1Slavery may have been abolished years ago but you may not be aware that you yourself are one. If you are forced to work for another against your will, even with pay, then you are considered a slave.You may not be bound with physical chains but with the following thoughts that keep you in slavery:

• False hope of improvement in your status: You do not quit your job because you are still hoping that things could go better if you just hang on a few more months (or years?). You might have deluded yourself in thinking that a rolling stone gathers no moss so maybe, if you stay put, some benefits your boss is enjoying might rub on you. If he ever thought of that, you must be happy in your job now, but are you?

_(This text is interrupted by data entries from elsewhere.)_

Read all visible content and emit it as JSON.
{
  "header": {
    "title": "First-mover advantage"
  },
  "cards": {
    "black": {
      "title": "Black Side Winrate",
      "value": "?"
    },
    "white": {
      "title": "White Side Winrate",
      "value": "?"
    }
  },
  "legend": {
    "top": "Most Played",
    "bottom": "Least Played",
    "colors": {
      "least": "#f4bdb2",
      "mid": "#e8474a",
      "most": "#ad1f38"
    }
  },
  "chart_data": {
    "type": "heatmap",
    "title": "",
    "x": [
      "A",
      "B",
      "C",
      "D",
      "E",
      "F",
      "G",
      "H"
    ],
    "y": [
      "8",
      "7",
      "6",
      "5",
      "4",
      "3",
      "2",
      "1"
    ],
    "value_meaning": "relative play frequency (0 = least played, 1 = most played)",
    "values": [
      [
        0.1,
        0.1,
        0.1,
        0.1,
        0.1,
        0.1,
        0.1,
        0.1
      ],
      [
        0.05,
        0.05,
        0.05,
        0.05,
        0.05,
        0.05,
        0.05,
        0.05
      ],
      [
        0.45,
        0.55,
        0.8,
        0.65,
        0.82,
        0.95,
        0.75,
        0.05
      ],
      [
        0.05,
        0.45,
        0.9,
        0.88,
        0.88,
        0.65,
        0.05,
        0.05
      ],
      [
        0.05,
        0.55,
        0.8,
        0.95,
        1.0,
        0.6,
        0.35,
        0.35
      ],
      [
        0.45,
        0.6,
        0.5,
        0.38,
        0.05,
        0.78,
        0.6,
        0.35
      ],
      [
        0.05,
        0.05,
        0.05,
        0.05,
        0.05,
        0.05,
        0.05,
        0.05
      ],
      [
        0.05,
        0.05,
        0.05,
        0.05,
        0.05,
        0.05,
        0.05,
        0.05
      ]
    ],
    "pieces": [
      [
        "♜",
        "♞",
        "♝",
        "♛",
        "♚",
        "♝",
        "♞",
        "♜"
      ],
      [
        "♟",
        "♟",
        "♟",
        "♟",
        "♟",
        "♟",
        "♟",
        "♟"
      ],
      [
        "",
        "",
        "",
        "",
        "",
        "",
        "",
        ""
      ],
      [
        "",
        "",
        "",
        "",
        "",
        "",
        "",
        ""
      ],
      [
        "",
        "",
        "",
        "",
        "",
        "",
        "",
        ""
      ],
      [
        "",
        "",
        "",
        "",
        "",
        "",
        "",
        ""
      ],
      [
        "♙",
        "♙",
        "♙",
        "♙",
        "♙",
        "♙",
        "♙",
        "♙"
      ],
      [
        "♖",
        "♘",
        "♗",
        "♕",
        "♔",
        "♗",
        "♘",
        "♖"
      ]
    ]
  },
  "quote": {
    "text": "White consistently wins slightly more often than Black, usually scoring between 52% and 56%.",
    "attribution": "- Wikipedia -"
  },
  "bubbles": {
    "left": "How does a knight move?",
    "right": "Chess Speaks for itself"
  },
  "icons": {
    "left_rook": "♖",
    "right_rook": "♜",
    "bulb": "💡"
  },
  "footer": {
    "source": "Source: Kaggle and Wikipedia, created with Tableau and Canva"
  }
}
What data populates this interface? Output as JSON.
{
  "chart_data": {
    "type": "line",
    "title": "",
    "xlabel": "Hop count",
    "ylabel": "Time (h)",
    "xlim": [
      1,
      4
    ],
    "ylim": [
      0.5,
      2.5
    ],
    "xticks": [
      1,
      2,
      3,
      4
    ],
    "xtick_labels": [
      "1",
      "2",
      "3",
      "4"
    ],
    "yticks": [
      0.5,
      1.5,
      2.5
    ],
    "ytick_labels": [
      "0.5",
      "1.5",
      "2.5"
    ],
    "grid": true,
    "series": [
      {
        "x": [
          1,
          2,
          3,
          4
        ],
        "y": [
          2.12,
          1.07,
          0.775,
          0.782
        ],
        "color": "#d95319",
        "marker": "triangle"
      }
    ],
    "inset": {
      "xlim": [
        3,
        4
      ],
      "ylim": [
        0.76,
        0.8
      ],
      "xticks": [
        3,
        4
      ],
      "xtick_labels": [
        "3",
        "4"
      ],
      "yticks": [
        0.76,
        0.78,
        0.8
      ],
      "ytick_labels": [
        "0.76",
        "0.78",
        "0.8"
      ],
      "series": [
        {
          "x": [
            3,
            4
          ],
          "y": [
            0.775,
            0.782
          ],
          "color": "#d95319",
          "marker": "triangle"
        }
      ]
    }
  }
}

• False pride: You are more concerned with what your boss or colleagues would think of you if you give up your job. “A quitter never wins and a winner never quits” is concocted by losers to manipulate other losers into joining their rank of losers. Do not cling stubbornly to your pride and try to show the world you are not a quitter. It is your life and your future at stake so move on to a better life. Actually, life does not appreciate a proud but foolish loser.

• Quitting may affect your employability: But so will the impression of being a push-over and lacking ambition in life. Your chance of getting hired is greater if the company thinks they are getting a dynamic and motivated worker. You can always explain away satisfactorily the reasons for your numerous employments.

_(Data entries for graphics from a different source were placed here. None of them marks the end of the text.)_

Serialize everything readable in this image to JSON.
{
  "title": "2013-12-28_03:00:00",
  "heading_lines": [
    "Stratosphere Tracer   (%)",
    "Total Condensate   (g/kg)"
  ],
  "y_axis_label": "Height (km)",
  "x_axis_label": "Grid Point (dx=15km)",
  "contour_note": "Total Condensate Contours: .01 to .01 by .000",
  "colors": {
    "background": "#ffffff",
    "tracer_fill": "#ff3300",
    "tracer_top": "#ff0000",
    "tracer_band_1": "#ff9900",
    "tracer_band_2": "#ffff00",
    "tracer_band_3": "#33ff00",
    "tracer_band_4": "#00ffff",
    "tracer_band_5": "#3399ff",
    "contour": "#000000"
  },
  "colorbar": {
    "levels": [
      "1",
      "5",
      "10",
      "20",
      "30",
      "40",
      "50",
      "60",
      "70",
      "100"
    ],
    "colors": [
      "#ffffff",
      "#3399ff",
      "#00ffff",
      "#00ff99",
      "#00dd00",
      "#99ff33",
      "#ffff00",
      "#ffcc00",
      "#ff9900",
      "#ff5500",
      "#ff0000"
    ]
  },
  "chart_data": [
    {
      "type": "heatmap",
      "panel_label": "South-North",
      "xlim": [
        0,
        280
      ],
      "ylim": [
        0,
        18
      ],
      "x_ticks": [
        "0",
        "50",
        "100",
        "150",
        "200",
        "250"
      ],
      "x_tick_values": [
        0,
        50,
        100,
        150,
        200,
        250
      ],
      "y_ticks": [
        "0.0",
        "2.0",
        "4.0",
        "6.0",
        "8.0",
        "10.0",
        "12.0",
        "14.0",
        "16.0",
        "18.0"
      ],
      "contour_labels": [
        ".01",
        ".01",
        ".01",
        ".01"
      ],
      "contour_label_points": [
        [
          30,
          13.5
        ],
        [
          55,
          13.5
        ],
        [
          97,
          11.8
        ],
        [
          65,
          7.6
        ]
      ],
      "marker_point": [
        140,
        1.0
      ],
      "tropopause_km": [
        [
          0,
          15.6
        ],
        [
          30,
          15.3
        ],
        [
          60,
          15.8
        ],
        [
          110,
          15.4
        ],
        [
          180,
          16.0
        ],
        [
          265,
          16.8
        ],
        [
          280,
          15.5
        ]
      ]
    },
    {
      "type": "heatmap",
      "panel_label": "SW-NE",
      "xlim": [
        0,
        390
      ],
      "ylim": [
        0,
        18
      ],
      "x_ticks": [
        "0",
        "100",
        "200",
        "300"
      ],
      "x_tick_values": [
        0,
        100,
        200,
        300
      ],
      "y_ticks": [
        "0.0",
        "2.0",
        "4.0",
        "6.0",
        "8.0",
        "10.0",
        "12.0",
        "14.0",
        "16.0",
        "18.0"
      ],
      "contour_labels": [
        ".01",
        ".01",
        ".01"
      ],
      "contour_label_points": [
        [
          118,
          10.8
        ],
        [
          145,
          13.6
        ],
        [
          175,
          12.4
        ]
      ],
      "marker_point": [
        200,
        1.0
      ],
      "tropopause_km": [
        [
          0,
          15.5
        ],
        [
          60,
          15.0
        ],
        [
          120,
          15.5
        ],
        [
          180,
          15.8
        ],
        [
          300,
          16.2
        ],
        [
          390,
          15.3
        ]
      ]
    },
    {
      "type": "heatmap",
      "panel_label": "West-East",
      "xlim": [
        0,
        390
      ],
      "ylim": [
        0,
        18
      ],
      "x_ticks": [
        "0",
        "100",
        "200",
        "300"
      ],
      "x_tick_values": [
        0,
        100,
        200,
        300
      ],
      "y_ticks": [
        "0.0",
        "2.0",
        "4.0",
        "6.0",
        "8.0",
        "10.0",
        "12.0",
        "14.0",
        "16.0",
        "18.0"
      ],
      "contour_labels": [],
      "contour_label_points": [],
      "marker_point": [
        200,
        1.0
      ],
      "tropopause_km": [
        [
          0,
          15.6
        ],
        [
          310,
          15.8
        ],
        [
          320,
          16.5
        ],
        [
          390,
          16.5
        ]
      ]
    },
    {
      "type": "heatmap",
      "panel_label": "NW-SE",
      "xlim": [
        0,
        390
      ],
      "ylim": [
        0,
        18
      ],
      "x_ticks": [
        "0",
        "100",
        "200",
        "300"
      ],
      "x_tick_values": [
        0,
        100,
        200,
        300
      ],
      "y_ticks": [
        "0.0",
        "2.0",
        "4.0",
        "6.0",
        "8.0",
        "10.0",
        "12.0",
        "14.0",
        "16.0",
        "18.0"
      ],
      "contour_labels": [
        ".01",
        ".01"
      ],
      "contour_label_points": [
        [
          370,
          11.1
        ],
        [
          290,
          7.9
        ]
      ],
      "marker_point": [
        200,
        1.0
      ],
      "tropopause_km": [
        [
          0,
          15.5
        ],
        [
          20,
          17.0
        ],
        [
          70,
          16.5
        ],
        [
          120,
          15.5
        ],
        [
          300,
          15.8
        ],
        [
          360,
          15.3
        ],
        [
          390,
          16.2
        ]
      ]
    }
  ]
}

• You are afraid to lose a good income and perks your present company provides: Have you ever wondered why you enjoy such things? Simple, because your company is well aware that you are worth much more than what they give you. Do not be taken in by their “generous” gestures — they are running a business and they want to make sure that every penny they give you counts and more! Do not allow these perks shackle you from seeking better opportunity on your own, where ever tiny effort you exert comes back to you in full and not surrender much of it to your employer.

• You may fail on your own: Life may be full of risks and they are inevitable parts of living meaningful lives. Risks, when taken with1 the proper dose of precautions and careful study are manageable. Do not let the failures of others dictate your own life. Instead of being cowed by them, learn from the setbacks of others. Use them as free and effective lessons that can help you avoid the same pitfalls. Think of the opportunities and assistance available to you. You will not be alone. Seek the support of friends, family members, and qualified advisers to guide you.

• You have already invested a lot in your job: Perhaps so, but you may be investing much more if you stay in your miserable job. The earlier you call it quits, the sooner will you stop wasting more time, money, and emotions in exchange for a happier and more satisfying work condition. Also, how could you ever hope of getting a fair return from your investment in your job if your heart and mind are not in it?

• You love your family: The more reason for you to quit the job that leaves you tired, tense,and grouchy at the end of the day. Are you sure the money you bring home compensates for the peace and love your family is missing whenever you see them at the end of the day? How about the quality time you sacrifice when you work long hours in your job? Set your priorities right.

These thoughts that fill your mind may be the chains that enslave and shackle you to your present job. Cut them and free yourself to move on to a more satisfying job that can make you and your family happier. Stop wasting your time, money, emotions, and energy. Move now!